Twenty one passenger and commuter railroads and the seven Class 1 freight railroad companies operating within the US have requested an extension. One concern is that the federal requirement leaves no allowance for potential technical issues that could arise.
Norfolk Southern officials said the cessation of service will be effective across the company’s entire rail network, which encompasses 20,000 route miles (32,000 km) in 22 states.

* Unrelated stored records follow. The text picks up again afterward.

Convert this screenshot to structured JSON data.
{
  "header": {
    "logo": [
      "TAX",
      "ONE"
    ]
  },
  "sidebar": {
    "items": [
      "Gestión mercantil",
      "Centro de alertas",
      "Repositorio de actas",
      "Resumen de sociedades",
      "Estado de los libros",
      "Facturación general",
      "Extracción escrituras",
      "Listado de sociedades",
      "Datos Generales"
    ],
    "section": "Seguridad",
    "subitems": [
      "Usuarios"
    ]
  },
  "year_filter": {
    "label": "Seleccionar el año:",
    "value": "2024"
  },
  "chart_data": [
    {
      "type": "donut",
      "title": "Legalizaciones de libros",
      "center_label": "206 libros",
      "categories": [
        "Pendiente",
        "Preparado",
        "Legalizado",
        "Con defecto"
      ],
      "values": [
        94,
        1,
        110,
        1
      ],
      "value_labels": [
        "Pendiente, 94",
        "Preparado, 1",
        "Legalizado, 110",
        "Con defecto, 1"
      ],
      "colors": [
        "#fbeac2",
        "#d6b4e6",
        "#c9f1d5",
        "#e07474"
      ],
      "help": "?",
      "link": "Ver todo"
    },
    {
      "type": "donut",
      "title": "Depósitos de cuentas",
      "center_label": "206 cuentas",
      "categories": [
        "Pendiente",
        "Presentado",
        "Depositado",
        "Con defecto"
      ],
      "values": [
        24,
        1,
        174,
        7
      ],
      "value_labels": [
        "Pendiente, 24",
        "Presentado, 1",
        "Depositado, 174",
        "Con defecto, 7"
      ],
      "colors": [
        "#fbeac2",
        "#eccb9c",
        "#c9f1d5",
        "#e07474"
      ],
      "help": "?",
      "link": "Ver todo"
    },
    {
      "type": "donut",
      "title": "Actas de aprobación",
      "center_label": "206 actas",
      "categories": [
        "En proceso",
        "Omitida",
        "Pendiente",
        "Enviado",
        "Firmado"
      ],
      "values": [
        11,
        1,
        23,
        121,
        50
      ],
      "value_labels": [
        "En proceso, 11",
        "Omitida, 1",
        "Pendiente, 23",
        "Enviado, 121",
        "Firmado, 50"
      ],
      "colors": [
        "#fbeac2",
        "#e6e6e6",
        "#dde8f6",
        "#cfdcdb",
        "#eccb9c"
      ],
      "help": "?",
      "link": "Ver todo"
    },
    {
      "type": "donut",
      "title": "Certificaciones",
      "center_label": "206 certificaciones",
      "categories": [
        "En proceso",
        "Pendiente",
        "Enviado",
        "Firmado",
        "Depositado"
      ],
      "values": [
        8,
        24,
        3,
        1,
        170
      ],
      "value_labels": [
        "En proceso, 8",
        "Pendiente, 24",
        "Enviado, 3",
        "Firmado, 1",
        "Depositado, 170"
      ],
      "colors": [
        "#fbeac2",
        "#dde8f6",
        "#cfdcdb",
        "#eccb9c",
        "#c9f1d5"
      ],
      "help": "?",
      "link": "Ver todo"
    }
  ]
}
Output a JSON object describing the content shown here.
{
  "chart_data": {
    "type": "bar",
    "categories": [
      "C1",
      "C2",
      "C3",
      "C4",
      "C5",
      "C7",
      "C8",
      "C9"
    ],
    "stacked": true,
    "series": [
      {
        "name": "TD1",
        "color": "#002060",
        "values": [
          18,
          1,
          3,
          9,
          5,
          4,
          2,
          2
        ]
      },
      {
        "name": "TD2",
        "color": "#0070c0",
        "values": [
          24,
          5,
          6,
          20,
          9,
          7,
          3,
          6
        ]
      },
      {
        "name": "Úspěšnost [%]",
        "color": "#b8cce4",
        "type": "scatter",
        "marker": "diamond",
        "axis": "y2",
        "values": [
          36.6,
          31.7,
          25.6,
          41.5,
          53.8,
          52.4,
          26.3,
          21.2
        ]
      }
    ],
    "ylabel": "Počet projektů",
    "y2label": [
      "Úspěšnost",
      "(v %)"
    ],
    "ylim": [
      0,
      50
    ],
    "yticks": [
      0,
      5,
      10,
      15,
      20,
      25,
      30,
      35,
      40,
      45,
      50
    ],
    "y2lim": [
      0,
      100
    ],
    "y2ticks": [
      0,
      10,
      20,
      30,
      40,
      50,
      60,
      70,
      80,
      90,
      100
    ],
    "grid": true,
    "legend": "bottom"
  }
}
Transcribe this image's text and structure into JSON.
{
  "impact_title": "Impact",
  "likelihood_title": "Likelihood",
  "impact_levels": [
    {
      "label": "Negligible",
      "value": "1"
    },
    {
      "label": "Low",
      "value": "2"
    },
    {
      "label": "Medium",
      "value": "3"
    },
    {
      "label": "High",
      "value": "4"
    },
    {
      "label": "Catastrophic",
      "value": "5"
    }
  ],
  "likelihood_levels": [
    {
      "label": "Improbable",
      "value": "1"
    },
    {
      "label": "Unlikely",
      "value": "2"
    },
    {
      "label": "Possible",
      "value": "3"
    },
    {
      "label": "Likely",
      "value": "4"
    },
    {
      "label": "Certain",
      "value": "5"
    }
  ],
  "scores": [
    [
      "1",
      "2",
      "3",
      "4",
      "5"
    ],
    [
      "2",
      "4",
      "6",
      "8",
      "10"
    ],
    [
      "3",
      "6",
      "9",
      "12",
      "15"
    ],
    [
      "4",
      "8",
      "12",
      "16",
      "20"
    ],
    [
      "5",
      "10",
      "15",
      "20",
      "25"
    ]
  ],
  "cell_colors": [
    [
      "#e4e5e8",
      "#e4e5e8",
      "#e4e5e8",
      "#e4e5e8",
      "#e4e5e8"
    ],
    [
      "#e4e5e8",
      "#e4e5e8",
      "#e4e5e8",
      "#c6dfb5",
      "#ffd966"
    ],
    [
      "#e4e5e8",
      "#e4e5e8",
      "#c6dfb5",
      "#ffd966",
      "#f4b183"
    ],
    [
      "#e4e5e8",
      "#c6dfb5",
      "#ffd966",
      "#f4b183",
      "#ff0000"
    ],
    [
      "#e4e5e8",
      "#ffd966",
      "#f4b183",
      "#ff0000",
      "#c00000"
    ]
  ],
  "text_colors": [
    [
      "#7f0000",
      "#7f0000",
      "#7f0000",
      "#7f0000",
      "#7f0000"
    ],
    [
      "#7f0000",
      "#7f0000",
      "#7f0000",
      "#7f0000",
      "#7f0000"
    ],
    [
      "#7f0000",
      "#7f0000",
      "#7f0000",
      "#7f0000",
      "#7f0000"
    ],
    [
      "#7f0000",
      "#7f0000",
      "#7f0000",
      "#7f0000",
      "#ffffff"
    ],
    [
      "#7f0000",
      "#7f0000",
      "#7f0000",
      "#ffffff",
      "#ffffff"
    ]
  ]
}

The termination is the result of the mandate to comply with federal safety laws that become effective at the start of the year.
Despite investment of nearly $1bn to date, the railroad said it will not meet the deadline and joins a list of carriers that have threatened to follow suit if the government does not intervene and grant an extension to the required implementation of PTC.
In a statement to its customers, the railroad said earlier this week that it is reviewing the status of the Northeast Corridor freight operations and non-hazardous traffic, which is interchanged with other railroads.
“We remain hopeful that Congress will grant the railroad industry an extension of the PTC deadline and appreciate the consideration elected officials and regulators are giving this issue. However, in order to conduct lawful operations on Jan. 1, 2016, and beyond, we must plan ahead to clear affected loaded and empty freight cars from our system,” said James Squires, Norfolk Southern president and CEO.
“Norfolk Southern sincerely regrets the inconvenience that customers, passengers, and commuters will experience. Our strong hope is that Congress will act quickly and decisively to allow us to restore full access to our rail network.”
Squires said the company is installing PTC on the required lines as fast as can be in a safe and practical manner but added that it is one of the most complex technology implementations in the railroad’s history and that it is in everyone’s best interest that adequate time is devoted to installation, testing and implementation.
The effects of the PTC requirement extend well beyond the railroad industry.
The American Chemistry Council has warned that if Congress does not extend the deadline, the effects could push the US economy into recession, causing GDP to shrink by 2.6% in the first quarter and stripping $30bn from the economy.